Caution: This Romantic Sex Story contains strong sexual content, including Ma/Fa
Dancing proved to be the easiest thing Celeste had ever learned, by her own admission. He wasn't surprised-- she naturally gave herself over to the rhythm of the music and flowed with it. The soft velvet of her skirt swayed and fluttered around his legs as they moved, flaring out like petals on some exotic lily when he spun her.
Breathless and laughing, she twirled back into his arms, her face flushed, her eyes sparkling. He stumbled, caught himself, and stared. Her palms rested lightly against his chest, the bare skin of her shoulders under his fingertips. He wanted to kiss her. Deliberately, he stepped back.
"I'm worn out," he lied. "Let's take a break." Celeste nodded and sat down willingly, picking up a blank piece of scoring paper from the table and idly toying with it. He watched her small fingers folding and creasing, curiosity slowly replacing the ache of lust. "What's that?"
"A butterfly," she replied, lifting it on her palm so he could see it. Cunningly crafted from the sheet of paper, it looked like some sort of Disney fantasy creature made of music. With a mischievous smile, Celeste leaned forward and blew softly across the trembling paper wings. Tiny sparks of gold settled on the creamy surface, tracing along the black lines, and then scalloping the edges with flame. The butterfly flexed its wings once, then glided from her hand, trailing pale golden flame.
He watched the pretty picture it made dipping and soaring through the room, the flame that had kissed the outer edges working inward until it was no longer a piece of cunningly folded piece of paper but a glorious bit of fire given life and will, exalting in its freedom. Celeste held out her hand and the butterfly perched again on her palm, shimmering and lovely. She closed her hand over the gleaming wings, opened it to reveal ashes.
"That was beautiful," he finally managed to breathe out. She glanced at him under the long curling eyelashes and smiled shyly.
"It was a game I used to play as a little girl. When no one else was around, I'd make things out of paper, and then set them on fire, like I did the butterfly.

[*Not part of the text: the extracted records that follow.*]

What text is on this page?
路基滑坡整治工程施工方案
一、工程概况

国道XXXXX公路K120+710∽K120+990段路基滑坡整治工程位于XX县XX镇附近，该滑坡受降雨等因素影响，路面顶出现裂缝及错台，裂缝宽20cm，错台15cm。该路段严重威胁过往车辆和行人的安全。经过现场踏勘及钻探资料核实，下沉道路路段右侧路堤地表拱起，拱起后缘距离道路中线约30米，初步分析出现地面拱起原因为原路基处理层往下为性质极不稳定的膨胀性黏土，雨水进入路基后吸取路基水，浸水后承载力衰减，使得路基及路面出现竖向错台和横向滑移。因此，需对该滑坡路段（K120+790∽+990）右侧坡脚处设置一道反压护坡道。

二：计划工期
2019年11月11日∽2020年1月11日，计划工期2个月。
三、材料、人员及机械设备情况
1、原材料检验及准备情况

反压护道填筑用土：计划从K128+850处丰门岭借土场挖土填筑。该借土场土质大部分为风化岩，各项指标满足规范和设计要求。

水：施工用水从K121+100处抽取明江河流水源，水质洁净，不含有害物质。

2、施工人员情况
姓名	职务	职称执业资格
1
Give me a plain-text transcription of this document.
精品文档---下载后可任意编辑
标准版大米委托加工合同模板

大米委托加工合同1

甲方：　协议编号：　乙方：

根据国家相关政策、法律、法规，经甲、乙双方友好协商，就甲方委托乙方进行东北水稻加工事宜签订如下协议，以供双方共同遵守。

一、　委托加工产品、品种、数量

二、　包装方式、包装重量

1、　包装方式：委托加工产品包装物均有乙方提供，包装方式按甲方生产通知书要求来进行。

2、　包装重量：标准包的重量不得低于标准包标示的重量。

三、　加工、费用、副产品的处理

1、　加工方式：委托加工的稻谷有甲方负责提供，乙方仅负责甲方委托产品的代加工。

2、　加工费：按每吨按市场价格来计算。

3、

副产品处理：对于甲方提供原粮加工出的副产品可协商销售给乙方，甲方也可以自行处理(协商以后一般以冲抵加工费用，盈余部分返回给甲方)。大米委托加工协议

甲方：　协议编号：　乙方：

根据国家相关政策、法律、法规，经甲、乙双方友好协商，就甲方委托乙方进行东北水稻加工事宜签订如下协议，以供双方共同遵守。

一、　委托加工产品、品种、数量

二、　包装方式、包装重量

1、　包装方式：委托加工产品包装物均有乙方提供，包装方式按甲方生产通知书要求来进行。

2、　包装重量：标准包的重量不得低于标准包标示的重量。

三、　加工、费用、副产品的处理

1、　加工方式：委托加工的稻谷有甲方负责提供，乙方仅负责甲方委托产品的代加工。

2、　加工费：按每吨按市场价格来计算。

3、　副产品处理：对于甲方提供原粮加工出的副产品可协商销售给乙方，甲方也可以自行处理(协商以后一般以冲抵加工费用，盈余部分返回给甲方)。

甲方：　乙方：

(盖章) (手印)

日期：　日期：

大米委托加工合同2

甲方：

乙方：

I did a giraffe, one day..." She paused, and he waited until she continued. "Sister Margaret came in. She was frightened, really frightened. They made me go see the priest, and he said I wasn't possessed, so they sent me to a doctor. He said I was troubled, that there was something wrong with me."
"And then you went to STB-45." Jamie finished the statement when it became obvious that she wouldn't. Her deep blue eyes lifted and met his.
"I was eight." Her face held all the uncertainty and fears of the child she'd been, and the watchful silences of the woman she'd grown into.
"It wasn't your fault, Celeste. It's a gift, just a part of who you are. It's like making music, or being a dancer. It just is." He took her hand in his own, the warm ashes sifting away into streaks of powdery grey nothing. "There's nothing wrong with you." She flashed him a smile so full of hope that it stopped his heart for a moment.
"You're the first person to ever make me feel that way."
"Well, they were idiots, now weren't they?" He forced his tone to lightness.
"You're a very strange man, Jamie."
"Coming from you, my dear, I'll take that as a compliment."